Claim verification SHOULD be reproducible, not personality-driven.

27. Claim query model

27.1 Useful queries

• What claims are active for release X?
• Which claims were invalidated by upgrade Y?
• Which claims support launch scope Z?
• Which claims are only partial?
• Which claims depend on corpus version Q?
• Which claims remain active after incident I?

27.2 Rule

Claims SHOULD be indexed or queryable by scope, class and target.

28. Claim package for release

28.1 A release MAY include a claim package containing:

• release provenance claim
• protocol subsystem claims
• genesis compatibility claim
• operator procedure readiness claim
• archive expectation claim
• known limitations bundle

28.2 Rule

Release claim package SHOULD remain bounded; avoid implying system-wide perfection.

29. Claim package for upgrade

29.1 Upgrade claim package MAY include:

• compatibility claim
• rollout safety claim
• mixed-fleet tolerance claim
• activation-boundary claim
• post-upgrade observation claim

29.2 Rule

Each upgrade claim SHOULD bind to exact proposal and matrix ids.

30. Claim package for archive preservation

30.1 Archive claim package MAY include:

• archive completeness claim
• archive integrity claim
• preservation schedule compliance claim
• rebuild-verifiability claim
• export verifiability claim

30.2 Rule

These claims SHOULD be linked to archive verification runs and preservation records.

31. Claim failure modes

31.1 Claims may fail because:

• scope underspecified
• evidence incomplete
• evidence outdated
• target changed
• corpus mismatch
• residual risk contradicts claim strength
• dependencies invalidated
• redactions hide required support

31.2 Rule

The framework SHOULD allow rejection of overbroad or undersupported claims.

32. Overclaiming anti-patterns

32.1 Systems SHOULD avoid:

1. “fully compliant” with no scope
2. “production ready” with no claim class or evidence
3. release claims ignoring operator procedure assumptions
4. compatibility claims with no matrix
5. security claims ignoring residual risk canon
6. archive claims with no preservation evidence
7. audit claims relying only on human narrative
8. partial claims phrased as full claims
9. claims never reviewed after hard fork or major incident
10. claim bundles too broad to falsify

33. Formal goals

AZ-040 urmărește aceste obiective:

33.1 Precise conformity language

The system can express conformance in bounded, typed, auditable statements.

33.2 Evidence discipline

Each claim class has an evidence sufficiency model.

33.3 Lifecycle resilience

Claims evolve safely across launch, upgrade, incident and archive preservation.

33.4 Audit usability

External and internal reviewers can verify claims without guessing intent.

34. Formula documentului

Formal Conformance Claim Framework = typed claims + explicit scope + evidence policy matrix + dependencies and limitations + claim lifecycle (review/supersession/invalidation)

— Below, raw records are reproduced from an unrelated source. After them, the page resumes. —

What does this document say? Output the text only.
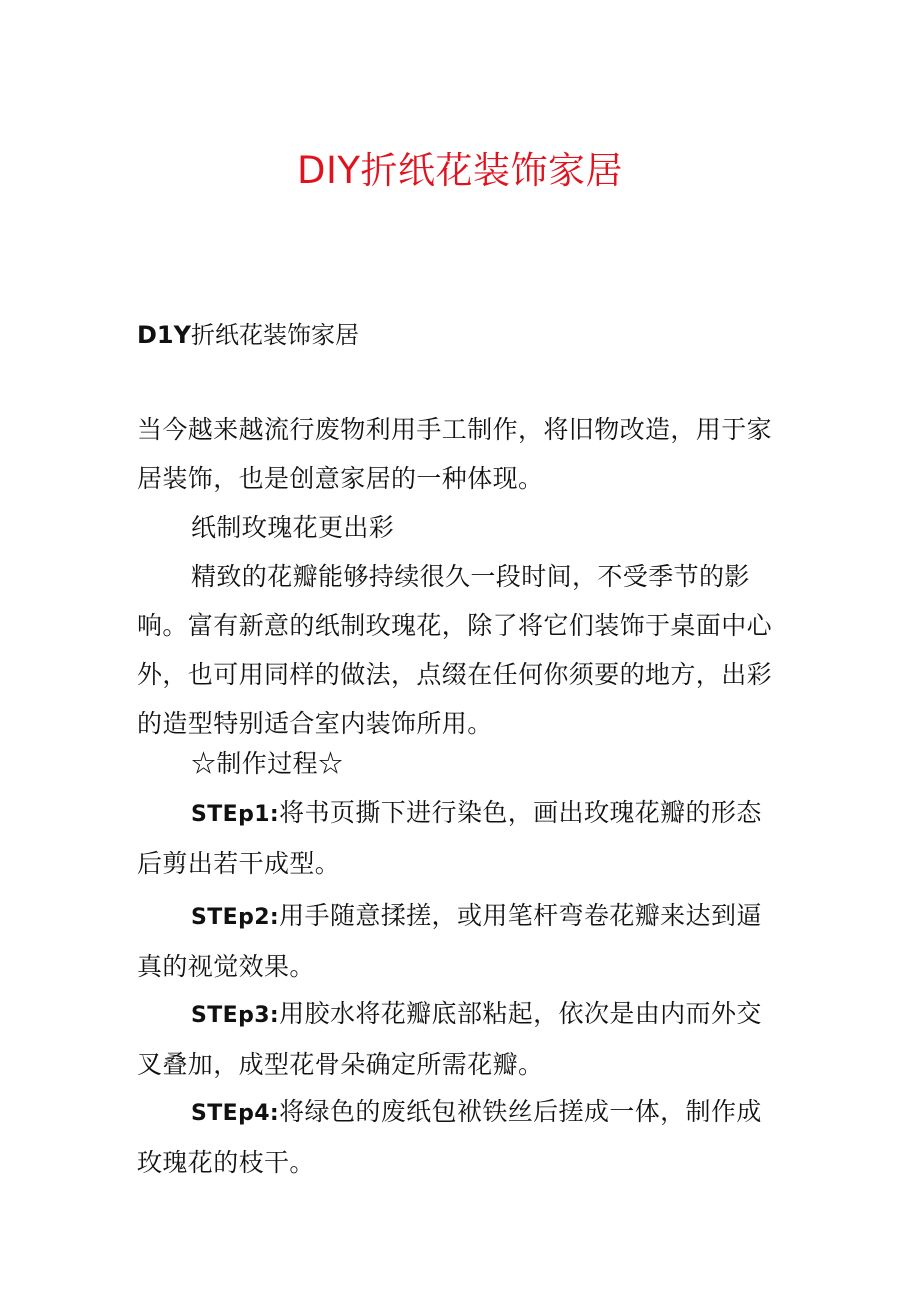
DIY折纸花装饰家居
D1Y折纸花装饰家居

当今越来越流行废物利用手工制作，将旧物改造，用于家居装饰，也是创意家居的一种体现。

纸制玫瑰花更出彩

精致的花瓣能够持续很久一段时间，不受季节的影响。富有新意的纸制玫瑰花，除了将它们装饰于桌面中心外，也可用同样的做法，点缀在任何你须要的地方，出彩的造型特别适合室内装饰所用。

☆制作过程☆

STEp1:将书页撕下进行染色，画出玫瑰花瓣的形态后剪出若干成型。

STEp2:用手随意揉搓，或用笔杆弯卷花瓣来达到逼真的视觉效果。

STEp3:用胶水将花瓣底部粘起，依次是由内而外交叉叠加，成型花骨朵确定所需花瓣。

STEp4:将绿色的废纸包袱铁丝后搓成一体，制作成玫瑰花的枝干。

35. Relația cu restul suitei

• AZ-024 definește corpusul de conformitate.
• AZ-038 definește exportul de dovezi pentru audit.
• AZ-039 definește canonul de risc rezidual.
• AZ-040 definește limbajul formal prin care toate acestea se transformă în afirmații verificabile de conformitate.

Pe scurt: AZ-024 produce probe, AZ-038 le exportă, AZ-039 le limitează prin risc, iar AZ-040 spune exact ce putem afirma pe baza lor.

36. Ce urmează

După AZ-040, documentul corect este:

AZ-041 — Economic Attack Simulation and Red-Team Evaluation Protocol

Acolo trebuie fixate:

• clasele de atac economic;
• scenariile de simulare;
• red-team objectives;
• metricile de succes sau eșec;
• și cum transformăm rezultatele în residual risk updates, conformance additions și rollout restrictions.

Închidere

Conformitatea reală începe când nu mai spui doar „pare corect”. Începe când poți spune: aceasta este afirmația, acesta este scope-ul, acestea sunt dovezile, acestea sunt limitele, și acestea sunt motivele pentru care afirmația este suficientă — sau nu.

Acolo începe limbajul auditat al conformității.